Antoine Chainas se souvient de cet air

Antoine Chainas se souvient de cet air photo Emeric Cloche


Antoine Chainas est à l'honneur dans le numéro 37 de L'Indic qui vient tout juste de sortir. L'auteur continue de tracer son sillon entre littérature policière, anticipation et fantastique. Aujourd'hui il se souvient de cet air... 

1991. J'habite au nord de Manchester, dans une grande baraque délabrée qu'occupent onze colocataires aussi pauvres, aussi camés, aussi largués que moi. Dans la salle de bains, le coin du bac à douche est défoncé, et il y a des rats dans la cuisine. Personne n'ose se plaindre au propriétaire. Pour payer mes cours du soir, je travaille au Stone Superstore, dans le quartier de Chapel Street. Huit heures par jour à déplacer du carrelage et des tuiles. Mes mains saignent sans aucune douleur, anesthésiées par le froid des hangars.

Kate, la nana qui approvisionne la maisonnée en psychotropes, m'a filé Metal Machine Music, un double album de Lou Reed, dupliqué sur une cassette de 90 minutes. Kate ressemble à un fennec malade, d'épaisses lunettes calées sur le bout du nez. Atteinte d'une sorte de gale, elle porte une perruque blonde pour masquer les endroits où le crâne apparaît. Elle m'aime bien. J'ignore pourquoi. La plupart du temps, je suis trop défoncé, trop fatigué pour me préoccuper du sentiment des autres. Un vieillard de 20 ans, voilà ce que je suis.

Les larsens et les boucles saturées du musicien new-yorkais m'accompagnent quand je coupe par le parc Meadow pour regagner mon taudis à la nuit tombée, mon Walkman en bandoulière. Personne ne s'aventure dans les allées boisées après la tombée du jour. La semaine précédente, une fille est morte la gorge tranchée sur les bords de l'Irwell, la rivière qui délimite Meadow. L'espoir m'effleure parfois de ne pas ressortir du parc vivant. Je marche souvent sur la tache de sang, croûte noire sur fond noir, lorsque je longe la berge dans l'obscurité.

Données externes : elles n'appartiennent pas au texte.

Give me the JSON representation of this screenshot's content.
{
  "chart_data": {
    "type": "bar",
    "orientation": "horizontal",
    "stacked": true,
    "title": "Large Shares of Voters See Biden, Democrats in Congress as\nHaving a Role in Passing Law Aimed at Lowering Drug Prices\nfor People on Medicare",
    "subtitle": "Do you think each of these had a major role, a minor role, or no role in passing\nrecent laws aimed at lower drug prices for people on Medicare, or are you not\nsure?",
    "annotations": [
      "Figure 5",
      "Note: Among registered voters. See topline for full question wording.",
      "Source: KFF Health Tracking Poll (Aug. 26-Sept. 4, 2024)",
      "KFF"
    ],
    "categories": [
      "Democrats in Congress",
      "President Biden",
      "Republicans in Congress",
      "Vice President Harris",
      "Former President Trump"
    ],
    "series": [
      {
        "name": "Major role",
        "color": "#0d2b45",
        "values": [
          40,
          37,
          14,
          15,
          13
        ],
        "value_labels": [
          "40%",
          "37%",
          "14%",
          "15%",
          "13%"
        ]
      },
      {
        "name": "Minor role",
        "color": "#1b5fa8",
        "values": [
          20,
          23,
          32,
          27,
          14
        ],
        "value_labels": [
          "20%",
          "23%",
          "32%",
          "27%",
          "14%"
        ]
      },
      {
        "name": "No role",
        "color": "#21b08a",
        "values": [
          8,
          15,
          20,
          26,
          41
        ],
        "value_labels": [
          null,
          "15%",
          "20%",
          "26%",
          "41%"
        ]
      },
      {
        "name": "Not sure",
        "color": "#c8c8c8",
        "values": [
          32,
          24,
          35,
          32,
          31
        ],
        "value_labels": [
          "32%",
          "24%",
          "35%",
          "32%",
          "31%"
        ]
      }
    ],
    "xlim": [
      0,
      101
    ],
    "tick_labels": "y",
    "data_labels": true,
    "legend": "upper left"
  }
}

Kate a pris soin de recopier sur la cassette une citation de Lou Reed, qui entendait alors justifier le génie de son œuvre expérimentale. Kate, les rats de la cuisine, le Stone Superstore et la fille tuée dans le parc Meadow se sont fondus dans une brume incertaine, comparable à un somme lointain. Mais j'ai toujours la cassette chez moi, preuve que cette période de ma vie a réellement existé. La jaquette porte cette phrase, retranscrite d'une écriture maladroite : My week beats your year.